Gülen ise ABD'de ikâmet ediyor. Sekiz yıldır dönmesi hilâfına herhangi bir hukukî engel olmamasına rağmen geçici olarak bile olsa ülkesini ziyarete gelmiyor.
Kendisinin ABD'de kalmasına olanak sağlayan 'yeşil kart statüsü'ne referans olanlara baktığımızda ise Graham Fuller gibi CIA ajanlarını veya Abramowitz gibi neo-conların ünlü isimlerini görüyoruz.
Wall Street Journal gibi neo-conların 'amiral gemisi' mertebesindeki yayınlara düzenli aralıklarla röportaj veriyor. Ki bunların içinde en kolay hatırlayacaklarınız üç yıl önce Mavi Marmara aktivistlerini eleştirdiği ve işgalci İsrail'i 'otorite' olarak tanımladığı mülakatıyla, en son Ak Parti hükümetini hedefe koyduğu röportajı olsa gerek. Gülen'in, Ak Parti'den önce hiçbir Türk hükümeti aleyhinde bu denli çetin bir muhalefet sergilemediğini de sanırım eklemek gerekir.

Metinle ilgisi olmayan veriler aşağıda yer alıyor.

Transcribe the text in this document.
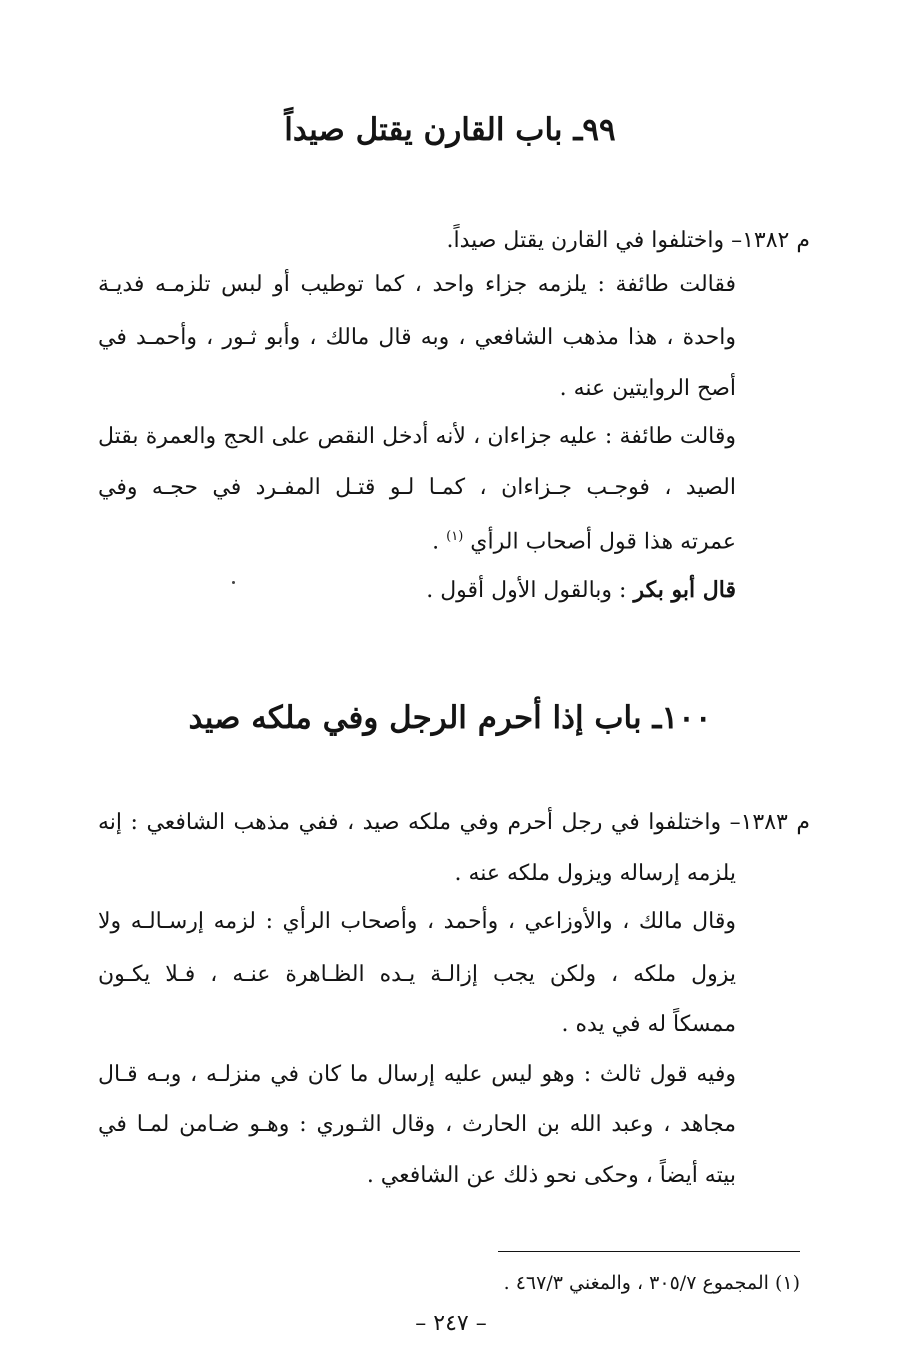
٩٩ـ باب القارن يقتل صيداً

م ١٣٨٢– واختلفوا في القارن يقتل صيداً.

فقالت طائفة : يلزمه جزاء واحد ، كما توطيب أو لبس تلزمـه فديـة

واحدة ، هذا مذهب الشافعي ، وبه قال مالك ، وأبو ثـور ، وأحمـد في

أصح الروايتين عنه .

وقالت طائفة : عليه جزاءان ، لأنه أدخل النقص على الحج والعمرة بقتل

الصيد ، فوجـب جـزاءان ، كمـا لـو قتـل المفـرد في حجـه وفي

عمرته هذا قول أصحاب الرأي $^{(١)}$ .

قال أبو بكر : وبالقول الأول أقول .

١٠٠ـ باب إذا أحرم الرجل وفي ملكه صيد

م ١٣٨٣– واختلفوا في رجل أحرم وفي ملكه صيد ، ففي مذهب الشافعي : إنه

يلزمه إرساله ويزول ملكه عنه .

وقال مالك ، والأوزاعي ، وأحمد ، وأصحاب الرأي : لزمه إرسـالـه ولا

يزول ملكه ، ولكن يجب إزالـة يـده الظـاهرة عنـه ، فـلا يكـون

ممسكاً له في يده .

وفيه قول ثالث : وهو ليس عليه إرسال ما كان في منزلـه ، وبـه قـال

مجاهد ، وعبد الله بن الحارث ، وقال الثـوري : وهـو ضـامن لمـا في

بيته أيضاً ، وحكى نحو ذلك عن الشافعي .

(١) المجموع ٣٠٥/٧ ، والمغني ٤٦٧/٣ .

– ٢٤٧ –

Ayrıca şu söyleşideki görüşleri de kayda değerdir:
'Amerika, hâlâ bu dünya gemisinin dümeninde oturan bir milletin adıdır (...)Amerika göz ardı edilerek şurada burada bir iş yapılmaya kalkılmamalı. Rusya destekleyebilir bir işi, fakat Amerika ile iyi geçinmezseniz, işinizi bozarlar. Çünkü Amerika kendi işlerinin ahenk içinde gitmesini ister, Amerika düzeninin bozulmamasını ister.' http://tr.fgulen.com/content/view/7877/15/
Bu mukayese yazısına son noktayı, hâlen Gülen'in resmî sitesinde bulunan bir yazıdan iktibasla koyalım:
'Bazıları Fethullah Gülen'i Said Nursî'nin müridi olmakla nitelendiriyorlar. Buna cevabımız ilerde gelecektir. Fakat, şu kadarını ifade edelim ki, Said Nursî'yi bir defa olsun bile görmemiş olan Fethullah Gülen, pek çokları gibi Said Nursî'yi okumuş olabilir. Fakat, bir insanı okuma, onun her düşüncesini tasvip etme manâsına gelmez. Kaldı ki, Said Nursî'yi okuyan sadece Fethullah Gülen olmadığı gibi, bir insanın bir yazar, fikir adamı veya sanatçıdan istifade etmesi gayet normaldir. Fethullah Gülen, Said Nursî'yi okuduğu gibi, daha başka pek çok yazarı, meselâ Shakespeare'i, meselâ Tolstoy'u da okumuştur.